Digital Health (May 2024)

Improved interpretable machine learning emergency department triage tool addressing class imbalance

  • Clarisse SJ Look,
  • Salinelat Teixayavong,
  • Therese Djärv,
  • Andrew FW Ho,
  • Kenneth BK Tan,
  • Marcus EH Ong

DOI
https://doi.org/10.1177/20552076241240910
Journal volume & issue
Vol. 10

Abstract

Read online

Objective The Score for Emergency Risk Prediction (SERP) is a novel mortality risk prediction score which leverages machine learning in supporting triage decisions.
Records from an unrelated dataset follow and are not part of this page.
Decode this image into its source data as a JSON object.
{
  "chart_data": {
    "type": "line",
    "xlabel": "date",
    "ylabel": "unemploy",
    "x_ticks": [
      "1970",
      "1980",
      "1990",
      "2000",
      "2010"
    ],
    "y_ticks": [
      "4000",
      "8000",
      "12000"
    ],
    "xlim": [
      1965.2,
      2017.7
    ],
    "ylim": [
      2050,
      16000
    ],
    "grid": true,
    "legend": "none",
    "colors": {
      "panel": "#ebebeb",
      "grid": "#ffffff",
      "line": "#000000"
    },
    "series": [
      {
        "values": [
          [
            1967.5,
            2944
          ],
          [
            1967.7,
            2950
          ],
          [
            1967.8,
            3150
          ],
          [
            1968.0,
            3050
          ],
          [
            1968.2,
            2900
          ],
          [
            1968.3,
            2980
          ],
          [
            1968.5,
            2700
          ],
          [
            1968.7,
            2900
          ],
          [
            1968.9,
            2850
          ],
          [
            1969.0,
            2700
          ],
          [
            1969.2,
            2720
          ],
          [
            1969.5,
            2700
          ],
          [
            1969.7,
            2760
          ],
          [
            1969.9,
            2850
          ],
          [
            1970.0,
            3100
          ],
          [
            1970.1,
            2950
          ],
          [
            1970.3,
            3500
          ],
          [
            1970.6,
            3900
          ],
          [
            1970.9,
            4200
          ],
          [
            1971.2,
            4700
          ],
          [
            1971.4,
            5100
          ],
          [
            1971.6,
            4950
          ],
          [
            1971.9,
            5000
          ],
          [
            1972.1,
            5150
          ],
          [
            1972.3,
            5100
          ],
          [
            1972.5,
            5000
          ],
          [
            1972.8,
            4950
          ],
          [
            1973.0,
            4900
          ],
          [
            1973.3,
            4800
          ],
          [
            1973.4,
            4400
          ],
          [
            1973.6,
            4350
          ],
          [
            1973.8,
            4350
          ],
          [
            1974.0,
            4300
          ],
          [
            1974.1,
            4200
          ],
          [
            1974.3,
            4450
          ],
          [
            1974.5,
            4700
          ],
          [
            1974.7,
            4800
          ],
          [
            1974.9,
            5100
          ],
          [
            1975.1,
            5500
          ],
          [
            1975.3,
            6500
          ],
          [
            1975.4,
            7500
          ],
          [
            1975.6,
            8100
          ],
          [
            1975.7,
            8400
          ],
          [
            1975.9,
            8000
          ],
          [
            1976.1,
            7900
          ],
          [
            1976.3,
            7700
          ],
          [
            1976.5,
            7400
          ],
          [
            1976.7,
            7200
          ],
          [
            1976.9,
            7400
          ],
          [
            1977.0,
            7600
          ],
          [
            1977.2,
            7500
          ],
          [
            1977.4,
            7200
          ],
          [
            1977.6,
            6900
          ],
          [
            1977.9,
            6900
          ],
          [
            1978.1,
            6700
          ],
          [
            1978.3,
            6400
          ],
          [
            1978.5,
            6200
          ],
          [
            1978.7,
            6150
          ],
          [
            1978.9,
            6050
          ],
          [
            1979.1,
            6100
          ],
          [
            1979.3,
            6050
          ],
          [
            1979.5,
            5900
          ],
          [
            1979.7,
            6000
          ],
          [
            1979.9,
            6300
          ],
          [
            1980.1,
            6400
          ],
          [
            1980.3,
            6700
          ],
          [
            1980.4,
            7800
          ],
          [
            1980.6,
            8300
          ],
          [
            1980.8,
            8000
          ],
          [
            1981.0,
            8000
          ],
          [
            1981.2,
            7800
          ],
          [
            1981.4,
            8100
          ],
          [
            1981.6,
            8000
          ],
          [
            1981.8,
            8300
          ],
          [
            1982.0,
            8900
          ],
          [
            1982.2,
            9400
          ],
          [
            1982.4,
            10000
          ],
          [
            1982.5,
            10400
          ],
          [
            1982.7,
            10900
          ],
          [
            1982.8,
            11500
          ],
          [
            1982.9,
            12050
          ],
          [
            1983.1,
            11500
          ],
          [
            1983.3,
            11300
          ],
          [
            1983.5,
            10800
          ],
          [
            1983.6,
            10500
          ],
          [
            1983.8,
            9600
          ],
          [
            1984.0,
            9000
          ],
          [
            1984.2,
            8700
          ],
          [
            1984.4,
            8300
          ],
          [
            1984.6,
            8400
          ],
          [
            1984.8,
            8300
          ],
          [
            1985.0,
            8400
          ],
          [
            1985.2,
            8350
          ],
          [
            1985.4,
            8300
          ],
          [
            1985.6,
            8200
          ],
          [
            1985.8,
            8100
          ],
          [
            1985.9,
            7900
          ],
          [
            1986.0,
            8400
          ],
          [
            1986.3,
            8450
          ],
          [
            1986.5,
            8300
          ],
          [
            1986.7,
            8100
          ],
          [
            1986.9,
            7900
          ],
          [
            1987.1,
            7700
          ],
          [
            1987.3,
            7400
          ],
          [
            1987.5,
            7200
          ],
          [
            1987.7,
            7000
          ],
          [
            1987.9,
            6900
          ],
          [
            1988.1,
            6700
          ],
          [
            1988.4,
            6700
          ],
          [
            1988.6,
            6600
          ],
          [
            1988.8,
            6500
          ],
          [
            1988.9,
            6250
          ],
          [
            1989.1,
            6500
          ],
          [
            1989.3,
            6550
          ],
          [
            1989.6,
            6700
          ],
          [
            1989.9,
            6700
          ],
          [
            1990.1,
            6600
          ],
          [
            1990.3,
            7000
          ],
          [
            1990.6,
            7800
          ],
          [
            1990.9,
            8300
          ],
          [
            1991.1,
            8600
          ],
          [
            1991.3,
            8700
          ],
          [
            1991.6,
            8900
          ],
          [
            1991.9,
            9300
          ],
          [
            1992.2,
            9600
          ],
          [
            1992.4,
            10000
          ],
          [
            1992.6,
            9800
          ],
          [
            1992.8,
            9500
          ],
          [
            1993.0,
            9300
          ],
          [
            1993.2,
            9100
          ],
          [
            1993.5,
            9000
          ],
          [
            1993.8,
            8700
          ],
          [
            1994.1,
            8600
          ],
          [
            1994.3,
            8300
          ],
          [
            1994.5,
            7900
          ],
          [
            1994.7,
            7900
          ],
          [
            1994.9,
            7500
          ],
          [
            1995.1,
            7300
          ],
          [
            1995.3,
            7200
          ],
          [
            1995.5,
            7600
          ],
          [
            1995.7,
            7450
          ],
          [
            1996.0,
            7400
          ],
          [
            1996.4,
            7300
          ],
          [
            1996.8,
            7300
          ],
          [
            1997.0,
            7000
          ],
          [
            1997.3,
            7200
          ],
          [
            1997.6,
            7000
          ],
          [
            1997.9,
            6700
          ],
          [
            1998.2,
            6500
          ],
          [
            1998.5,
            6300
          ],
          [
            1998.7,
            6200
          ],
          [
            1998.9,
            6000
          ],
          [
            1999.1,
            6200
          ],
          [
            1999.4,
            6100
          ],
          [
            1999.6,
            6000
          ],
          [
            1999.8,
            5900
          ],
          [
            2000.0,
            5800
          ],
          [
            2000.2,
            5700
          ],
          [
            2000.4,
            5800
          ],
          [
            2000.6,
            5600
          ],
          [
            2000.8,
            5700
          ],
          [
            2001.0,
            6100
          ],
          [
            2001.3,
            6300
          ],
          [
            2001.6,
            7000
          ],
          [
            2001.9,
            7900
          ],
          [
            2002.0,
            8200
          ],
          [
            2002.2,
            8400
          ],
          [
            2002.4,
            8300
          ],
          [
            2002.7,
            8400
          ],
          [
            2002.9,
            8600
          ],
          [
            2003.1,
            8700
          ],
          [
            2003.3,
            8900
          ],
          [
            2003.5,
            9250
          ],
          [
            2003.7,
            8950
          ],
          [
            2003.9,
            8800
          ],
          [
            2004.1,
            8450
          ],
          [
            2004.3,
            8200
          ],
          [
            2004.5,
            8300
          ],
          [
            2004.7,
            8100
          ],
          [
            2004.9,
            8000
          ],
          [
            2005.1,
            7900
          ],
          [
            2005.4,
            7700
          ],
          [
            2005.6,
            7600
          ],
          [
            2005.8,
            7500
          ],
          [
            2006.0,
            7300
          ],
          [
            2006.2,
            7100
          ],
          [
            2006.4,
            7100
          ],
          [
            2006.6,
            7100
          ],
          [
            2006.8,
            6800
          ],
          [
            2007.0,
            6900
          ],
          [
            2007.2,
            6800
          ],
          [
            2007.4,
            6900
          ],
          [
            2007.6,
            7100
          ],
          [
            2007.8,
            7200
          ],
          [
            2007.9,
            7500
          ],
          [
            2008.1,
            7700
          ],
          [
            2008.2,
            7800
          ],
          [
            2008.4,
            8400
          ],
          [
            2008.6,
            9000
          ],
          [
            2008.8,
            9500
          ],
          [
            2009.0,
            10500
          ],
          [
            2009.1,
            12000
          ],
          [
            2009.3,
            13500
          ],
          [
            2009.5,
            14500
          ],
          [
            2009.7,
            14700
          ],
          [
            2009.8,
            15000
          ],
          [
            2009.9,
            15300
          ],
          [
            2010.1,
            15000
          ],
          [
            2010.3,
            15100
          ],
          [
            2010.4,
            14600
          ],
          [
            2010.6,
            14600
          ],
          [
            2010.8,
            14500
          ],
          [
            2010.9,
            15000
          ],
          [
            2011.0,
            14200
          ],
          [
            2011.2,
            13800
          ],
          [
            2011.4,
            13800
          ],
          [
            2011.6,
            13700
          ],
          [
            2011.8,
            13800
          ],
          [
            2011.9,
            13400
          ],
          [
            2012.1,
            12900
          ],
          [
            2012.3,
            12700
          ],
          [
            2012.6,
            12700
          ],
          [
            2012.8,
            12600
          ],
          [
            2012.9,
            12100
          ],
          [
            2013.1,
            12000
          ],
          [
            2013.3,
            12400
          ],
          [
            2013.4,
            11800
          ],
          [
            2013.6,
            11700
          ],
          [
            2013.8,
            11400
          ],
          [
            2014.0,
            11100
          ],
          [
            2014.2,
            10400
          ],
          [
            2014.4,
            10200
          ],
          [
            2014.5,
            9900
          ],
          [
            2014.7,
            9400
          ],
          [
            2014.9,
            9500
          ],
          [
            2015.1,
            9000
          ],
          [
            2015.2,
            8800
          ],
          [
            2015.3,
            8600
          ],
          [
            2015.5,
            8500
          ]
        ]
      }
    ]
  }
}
In its derivation study, SERP-2d, SERP-7d and SERP-30d demonstrated good predictive performance for 2-day, 7-day and 30-day mortality. However, the dataset used had significant class imbalance. This study aimed to determine if addressing class imbalance can improve SERP's performance, ultimately improving triage accuracy. Methods The Singapore General Hospital (SGH) emergency department (ED) dataset was used, which contains 1,833,908 ED records between 2008 and 2020. Records between 2008 and 2017 were randomly split into a training set (80%) and validation set (20%). The 2019 and 2020 records were used as test sets. To address class imbalance, we used random oversampling and random undersampling in the AutoScore-Imbalance framework to develop SERP+-2d, SERP+-7d, and SERP+-30d scores. The performance of SERP+, SERP, and the commonly used triage risk scores was compared. Results The developed SERP+ scores had five to six variables. The AUC of SERP+ scores (0.874 to 0.905) was higher than that of the corresponding SERP scores (0.859 to 0.894) on both test sets. This superior performance was statistically significant for SERP+-7d (2019: Z = −5.843, p < 0.001, 2020: Z = −4.548, p < 0.001) and SERP+-30d (2019: Z = −3.063, p = 0.002, 2020: Z = −3.256, p = 0.001). SERP+ outperformed SERP marginally on sensitivity, specificity, balanced accuracy, and positive predictive value measures. Negative predictive value was the same for SERP+ and SERP. Additionally, SERP+ showed better performance compared to the commonly used triage risk scores. Conclusions Accounting for class imbalance during training improved score performance for SERP+. Better stratification of even a small number of patients can be meaningful in the context of the ED triage. Our findings reiterate the potential of machine learning-based scores like SERP+ in supporting accurate, data-driven triage decisions at the ED.